Parashat Tzav
Challenging Isolation
Too much isolation set Nadav and Avihu over the edge.
By Steven Exler
This commentary is provided by special arrangement with
American Jewish World Service. To learn more, visit www.ajws.org.
We tend to think of solitary confinement as an
awful thing. Yet, at times, many of us have chosen to detach ourselves in order
to give our full attention to an important task. Our other responsibilities and
connections temporarily fall away as we push single-mindedly toward
accomplishing our goal. For this type of endeavor, the intensity of focused
time is often useful, even necessary. However, dangers abound. We may forget
our connections and our broader commitments. We may slip away from society.
Priestly Isolation
The
Torah prescribes isolation at the end of Parashat Tzav. As the
long-awaited consecration of the Tabernacle draws near, God dictates the final
instructions for Aaron and his sons:
"You
shall not go outside the entrance of the Tent of Meeting for seven days, until
the day that your period of ordination is completed…You shall remain at the
entrance of the Tent of Meeting day and night for seven days, keeping God's
charge--that you may not die--for so I have been commanded. And Aaron and his
sons did all the things that God had commanded through Moses."
The
day job of the priests becomes an all-encompassing 24-hour affair, and Aaron
and his sons begin a week of singular attention to their roles in the
dedication of the Tabernacle. It is not surprising that this task demands
complete focus--the Tabernacle is thus far uncharted territory and the stakes
are high. The priests cannot afford any distractions.
"That You May Not Die"
Despite
the separation God commands, we are confronted by a striking irony. God clearly
specifies the benefit of the imposed isolation in the Tabernacle for seven
days--"that you may not die." Aaron and his sons faithfully adhere to
the prescribed isolation.
However,
just over a chapter later--at the pinnacle of the consecration--two of Aaron's
four sons, Nadav and Avihu, offer a "strange fire," one that they
were not commanded to offer. Their punishment for this transgression is death,
and they are consumed by Divine flame. The echo of the verses prescribing
isolation rings in our ears as we read of their death. Nahmanides relates to
this echo in his commentary on these verses:
"In
every other place it says, 'As God commanded through Moses,' but here, because
they added to the commandment it did not describe their actions using this
language, because they did not do 'as God had commanded Moses.' Rather, they
did 'all the things God commanded' and added on to them, as it was written,
'alien fire, which He had not enjoined upon them.'"
Losing Sight
Nahmanides
points out astutely that Aaron's sons did not merely follow God's word--they
added something of their own. Perhaps it is in their very addition to the
command for isolation that Nadav and Avihu get carried away and offer this
strange fire. God commands them to separate for seven days to prepare for the
consecration of the Tabernacle. In their detachment they lose sight of their
role to lead the community and instead offer up their own fire.
This
fire is brought on the eighth day. Was it this extra day of isolation that
pushes Nadav and Avihu over the edge? The Sages support this idea, suggesting
that Nadav and Avihu never married and did not have children. In the Sages'
world, marriage and child-rearing were moorings to anchor one to the community.

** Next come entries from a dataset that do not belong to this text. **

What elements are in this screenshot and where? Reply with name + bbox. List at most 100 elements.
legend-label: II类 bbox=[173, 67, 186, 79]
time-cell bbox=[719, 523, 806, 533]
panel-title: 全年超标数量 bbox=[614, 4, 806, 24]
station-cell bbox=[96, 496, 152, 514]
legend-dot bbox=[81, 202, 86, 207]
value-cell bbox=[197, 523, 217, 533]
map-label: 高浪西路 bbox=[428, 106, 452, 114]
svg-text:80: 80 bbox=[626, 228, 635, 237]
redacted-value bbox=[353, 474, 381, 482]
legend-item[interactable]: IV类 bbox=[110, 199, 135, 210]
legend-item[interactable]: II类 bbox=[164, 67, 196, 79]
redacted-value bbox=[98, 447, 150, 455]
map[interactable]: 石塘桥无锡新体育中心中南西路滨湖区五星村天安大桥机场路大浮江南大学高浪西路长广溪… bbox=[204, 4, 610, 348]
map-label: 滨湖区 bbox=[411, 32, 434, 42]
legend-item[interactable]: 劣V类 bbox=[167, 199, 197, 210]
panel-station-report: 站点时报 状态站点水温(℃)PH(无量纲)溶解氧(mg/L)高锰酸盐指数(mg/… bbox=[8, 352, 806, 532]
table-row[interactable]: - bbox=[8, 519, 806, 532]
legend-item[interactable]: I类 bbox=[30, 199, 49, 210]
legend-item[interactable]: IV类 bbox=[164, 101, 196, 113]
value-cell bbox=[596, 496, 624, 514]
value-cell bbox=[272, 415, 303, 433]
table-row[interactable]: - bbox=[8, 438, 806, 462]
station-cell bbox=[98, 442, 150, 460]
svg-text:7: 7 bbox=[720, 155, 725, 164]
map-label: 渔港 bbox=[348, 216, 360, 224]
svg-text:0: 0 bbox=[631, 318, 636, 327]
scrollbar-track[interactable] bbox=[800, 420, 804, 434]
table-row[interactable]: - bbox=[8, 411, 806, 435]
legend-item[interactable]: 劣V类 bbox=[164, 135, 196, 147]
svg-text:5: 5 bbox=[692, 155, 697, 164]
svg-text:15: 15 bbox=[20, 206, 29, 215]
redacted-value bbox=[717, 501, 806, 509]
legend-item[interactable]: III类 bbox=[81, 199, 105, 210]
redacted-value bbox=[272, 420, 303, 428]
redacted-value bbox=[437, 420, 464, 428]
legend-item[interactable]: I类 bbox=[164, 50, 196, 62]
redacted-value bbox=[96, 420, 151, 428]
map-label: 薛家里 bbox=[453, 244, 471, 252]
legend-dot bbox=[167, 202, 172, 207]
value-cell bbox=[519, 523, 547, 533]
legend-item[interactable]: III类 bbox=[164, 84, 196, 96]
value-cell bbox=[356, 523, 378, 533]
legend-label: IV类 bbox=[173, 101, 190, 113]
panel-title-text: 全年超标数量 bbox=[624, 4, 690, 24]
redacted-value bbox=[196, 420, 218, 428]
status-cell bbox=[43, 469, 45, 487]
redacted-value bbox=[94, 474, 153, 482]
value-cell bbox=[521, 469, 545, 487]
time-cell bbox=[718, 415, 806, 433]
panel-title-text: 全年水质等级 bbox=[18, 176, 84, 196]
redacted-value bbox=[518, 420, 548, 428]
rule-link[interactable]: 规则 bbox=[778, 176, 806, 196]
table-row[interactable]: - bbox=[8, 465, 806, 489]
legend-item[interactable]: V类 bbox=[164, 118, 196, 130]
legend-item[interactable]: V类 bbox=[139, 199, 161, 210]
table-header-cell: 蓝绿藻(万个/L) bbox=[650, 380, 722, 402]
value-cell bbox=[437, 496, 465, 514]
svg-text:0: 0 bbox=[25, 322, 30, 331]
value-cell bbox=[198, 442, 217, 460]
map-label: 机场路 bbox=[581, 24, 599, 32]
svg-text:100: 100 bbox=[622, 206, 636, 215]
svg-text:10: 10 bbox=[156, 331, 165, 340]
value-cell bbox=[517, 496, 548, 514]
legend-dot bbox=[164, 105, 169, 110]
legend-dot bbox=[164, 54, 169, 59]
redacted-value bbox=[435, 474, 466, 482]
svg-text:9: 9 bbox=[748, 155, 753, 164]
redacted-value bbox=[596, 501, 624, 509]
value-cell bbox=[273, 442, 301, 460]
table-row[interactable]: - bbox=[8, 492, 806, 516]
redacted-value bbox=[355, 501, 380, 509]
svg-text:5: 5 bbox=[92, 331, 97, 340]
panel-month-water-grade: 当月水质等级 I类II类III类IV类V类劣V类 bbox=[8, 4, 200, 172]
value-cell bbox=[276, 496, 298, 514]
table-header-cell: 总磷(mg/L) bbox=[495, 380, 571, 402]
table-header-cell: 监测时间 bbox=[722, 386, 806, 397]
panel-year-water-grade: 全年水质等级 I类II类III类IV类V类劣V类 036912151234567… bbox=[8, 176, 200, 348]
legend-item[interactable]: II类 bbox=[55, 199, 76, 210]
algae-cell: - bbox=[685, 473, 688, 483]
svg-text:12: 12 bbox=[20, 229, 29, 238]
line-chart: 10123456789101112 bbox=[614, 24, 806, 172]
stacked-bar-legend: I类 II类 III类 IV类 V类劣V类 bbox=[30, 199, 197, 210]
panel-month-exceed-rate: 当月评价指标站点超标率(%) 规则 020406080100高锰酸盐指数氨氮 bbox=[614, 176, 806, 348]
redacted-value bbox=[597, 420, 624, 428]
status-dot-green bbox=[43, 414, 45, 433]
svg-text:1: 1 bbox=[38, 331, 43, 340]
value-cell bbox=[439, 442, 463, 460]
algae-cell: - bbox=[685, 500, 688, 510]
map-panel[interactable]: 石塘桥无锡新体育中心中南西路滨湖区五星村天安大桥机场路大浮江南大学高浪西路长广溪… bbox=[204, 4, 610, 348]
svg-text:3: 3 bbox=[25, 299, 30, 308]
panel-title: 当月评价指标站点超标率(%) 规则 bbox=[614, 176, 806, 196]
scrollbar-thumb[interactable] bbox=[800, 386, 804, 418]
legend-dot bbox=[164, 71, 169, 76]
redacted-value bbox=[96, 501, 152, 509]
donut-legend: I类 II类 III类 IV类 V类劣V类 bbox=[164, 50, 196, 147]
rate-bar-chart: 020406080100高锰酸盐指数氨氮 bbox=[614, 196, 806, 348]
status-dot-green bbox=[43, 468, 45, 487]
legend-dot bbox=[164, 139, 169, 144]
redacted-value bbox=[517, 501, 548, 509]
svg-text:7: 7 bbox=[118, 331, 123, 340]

We now see the irony in sharp relief: the isolation that was meant to be their
very protection from death becomes, so painfully, their downfall.
The
story of Nadav and Avihu teaches us that isolation should be treated as a means
to accomplishing a goal, not an end unto itself, and that isolation is never
meant to be a permanent state.
Global Responsibility
In
a global era we must recognize how our concept of society and our detachment
from it has been radically redefined. We have access to tremendous information,
resources and people the world over. Yet we often choose not to make those
connections, thinking of ourselves as separate from those suffering and
struggling across the globe.
We
must remember to balance our sometimes necessary isolation in our own
tabernacle of family and Jewish community with the dangers of forgetting about
the lives of people in the Global South. For them, every day is a struggle for
economic sustenance. Survival often stands in the way of their ability to
articulate the hopes and dreams we take for granted.
Lest
we, too, come to offer a strange fire, a product of a too-extensive isolation,
let us commit to following the stories of our broader international community
as part of our weekly schedule. Let us choose a region to which we feel
connected and promise to act for its development. Nadav and Avihu's eighth day
of isolation was their demise. May our atonement for their death come through
never letting a whole week go by without acting on our global awareness.
Steven Exler
is a rabbinical student at Yeshivat Chovevei Torah and a Wexner Fellow.